Attribute	Description
Name	Displays the name of each input column. This attribute is read-only.
Alias	Defines alternate names for any of the input columns. Spaces before or after an alias column name are ignored. Spaces within an alias column name are acceptable.
Keep Order	Manages the order that columns display in the output data flow. By default, columns that are passed to the next object in the data flow are displayed in the order that they appear in the Name column. You can change this order by typing a number in the Keep Order column. When you assign a Keep Order number, the Keep column is checked automatically. The Keep Order numbers might reorder to accommodate any changes you make.

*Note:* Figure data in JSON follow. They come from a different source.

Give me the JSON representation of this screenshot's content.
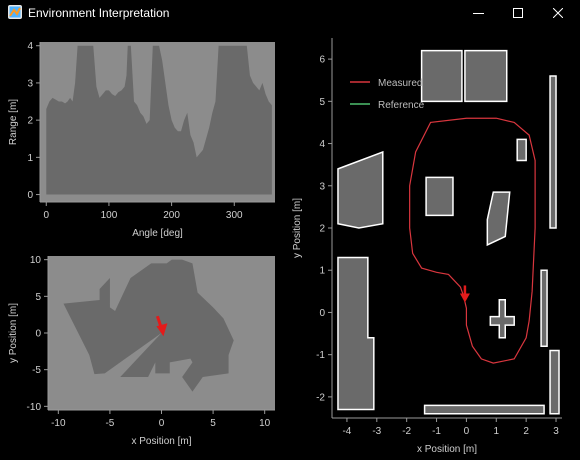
{
  "window": {
    "title": "Environment Interpretation",
    "icons": [
      "app-icon",
      "minimize-icon",
      "maximize-icon",
      "close-icon"
    ]
  },
  "colors": {
    "background": "#000000",
    "plot_area": "#8c8c8c",
    "data_fill": "#6a6a6a",
    "axis": "#9a9a9a",
    "measured_path": "#d9363e",
    "reference_path": "#4fbf6f",
    "arrow": "#e31b1b",
    "obstacle_edge": "#ffffff"
  },
  "chart_data": [
    {
      "type": "area",
      "title": "",
      "xlabel": "Angle [deg]",
      "ylabel": "Range [m]",
      "xlim": [
        -10,
        365
      ],
      "ylim": [
        -0.2,
        4.1
      ],
      "xticks": [
        0,
        100,
        200,
        300
      ],
      "yticks": [
        0,
        1,
        2,
        3,
        4
      ],
      "grid": false,
      "series": [
        {
          "x": [
            0,
            5,
            10,
            15,
            20,
            25,
            30,
            34,
            38,
            42,
            46,
            50,
            55,
            60,
            65,
            70,
            75,
            80,
            85,
            90,
            95,
            100,
            105,
            110,
            115,
            120,
            125,
            128,
            130,
            135,
            140,
            145,
            150,
            155,
            160,
            165,
            170,
            175,
            180,
            185,
            190,
            195,
            200,
            205,
            210,
            215,
            220,
            225,
            230,
            235,
            240,
            245,
            250,
            255,
            260,
            265,
            270,
            275,
            280,
            285,
            290,
            295,
            300,
            305,
            310,
            315,
            320,
            325,
            330,
            335,
            340,
            345,
            350,
            355,
            360
          ],
          "y": [
            2.3,
            2.5,
            2.6,
            2.55,
            2.5,
            2.5,
            2.45,
            2.5,
            2.6,
            2.5,
            3.0,
            4.0,
            4.0,
            4.0,
            4.0,
            4.0,
            4.0,
            2.9,
            2.6,
            2.7,
            2.8,
            2.8,
            2.7,
            2.65,
            2.75,
            2.8,
            2.9,
            3.2,
            4.0,
            4.0,
            2.5,
            2.4,
            2.2,
            2.1,
            1.9,
            2.0,
            4.0,
            4.0,
            4.0,
            3.6,
            3.0,
            2.4,
            2.0,
            1.8,
            1.7,
            1.7,
            2.0,
            2.2,
            1.6,
            1.4,
            1.0,
            1.1,
            1.2,
            1.5,
            1.8,
            2.2,
            2.5,
            4.0,
            4.0,
            4.0,
            4.0,
            4.0,
            4.0,
            4.0,
            4.0,
            4.0,
            4.0,
            3.2,
            3.0,
            2.9,
            2.8,
            3.0,
            2.7,
            2.5,
            2.4
          ]
        }
      ]
    },
    {
      "type": "area",
      "title": "",
      "xlabel": "x Position [m]",
      "ylabel": "y Position [m]",
      "xlim": [
        -11,
        11
      ],
      "ylim": [
        -10.5,
        10.5
      ],
      "xticks": [
        -10,
        -5,
        0,
        5,
        10
      ],
      "yticks": [
        -10,
        -5,
        0,
        5,
        10
      ],
      "grid": false,
      "series": [
        {
          "x": [
            0,
            -5.5,
            -6.5,
            -7,
            -9.5,
            -6,
            -6,
            -5,
            -5,
            -4.5,
            -3,
            -1,
            0.5,
            1,
            2,
            3,
            3.5,
            5,
            6,
            7,
            6.5,
            6.5,
            4,
            3,
            2,
            3,
            2.8,
            0.8,
            0.8,
            -0.6,
            -0.6,
            -1.3,
            -4
          ],
          "y": [
            0,
            -5.5,
            -5.6,
            -3,
            4,
            4.5,
            6,
            7.5,
            3.5,
            3,
            7.5,
            9.5,
            9.5,
            10,
            10,
            9.5,
            5.5,
            3.5,
            2,
            -1,
            -3,
            -5.5,
            -6,
            -8,
            -6,
            -4,
            -3.5,
            -4,
            -5.5,
            -5.5,
            -4,
            -6,
            -6
          ]
        }
      ]
    },
    {
      "type": "line",
      "title": "",
      "xlabel": "x Position [m]",
      "ylabel": "y Position [m]",
      "xlim": [
        -4.5,
        3.2
      ],
      "ylim": [
        -2.5,
        6.5
      ],
      "xticks": [
        -4,
        -3,
        -2,
        -1,
        0,
        1,
        2,
        3
      ],
      "yticks": [
        -2,
        -1,
        0,
        1,
        2,
        3,
        4,
        5,
        6
      ],
      "grid": false,
      "legend": {
        "placement": "top-left",
        "entries": [
          "Measured",
          "Reference"
        ]
      },
      "series": [
        {
          "name": "Measured",
          "color": "#d9363e",
          "x": [
            -0.1,
            -0.2,
            -0.6,
            -1.0,
            -1.5,
            -1.8,
            -1.9,
            -1.9,
            -1.7,
            -1.2,
            0.0,
            1.0,
            1.6,
            2.1,
            2.3,
            2.3,
            2.2,
            2.1,
            2.0,
            1.6,
            0.9,
            0.5,
            0.2,
            0.0,
            0.0,
            -0.1
          ],
          "y": [
            0.4,
            0.6,
            0.9,
            0.95,
            1.05,
            1.4,
            2.0,
            3.0,
            3.8,
            4.5,
            4.6,
            4.6,
            4.5,
            4.2,
            3.6,
            2.0,
            0.5,
            -0.2,
            -0.6,
            -1.1,
            -1.2,
            -1.1,
            -0.8,
            -0.3,
            0.1,
            0.4
          ]
        },
        {
          "name": "Reference",
          "color": "#4fbf6f",
          "x": [],
          "y": []
        }
      ]
    }
  ]
}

Keep	Manages which columns are kept in the output data flow. If no columns have a Keep check mark, all columns are kept in the output data flow, except for any explicitly marked Remove. Select the Keep check box for columns you want to explicitly keep in the output data flow. A number is automatically added in the Keep Order column when you select its Keep check box. After marking any column with a Keep check mark, only those marked Keep are kept in the output data flow. NOTE: After any Keep check boxes are checked, do not use the Remove check boxes as clicking a Remove check box sets all Keep check boxes to unchecked.
Remove	Manages which columns are removed from the output data flow. Select the Remove check box for columns that you want to explicitly suppress from the output data flow. NOTE: Use the Remove check boxes only when no Keep check boxes are checked.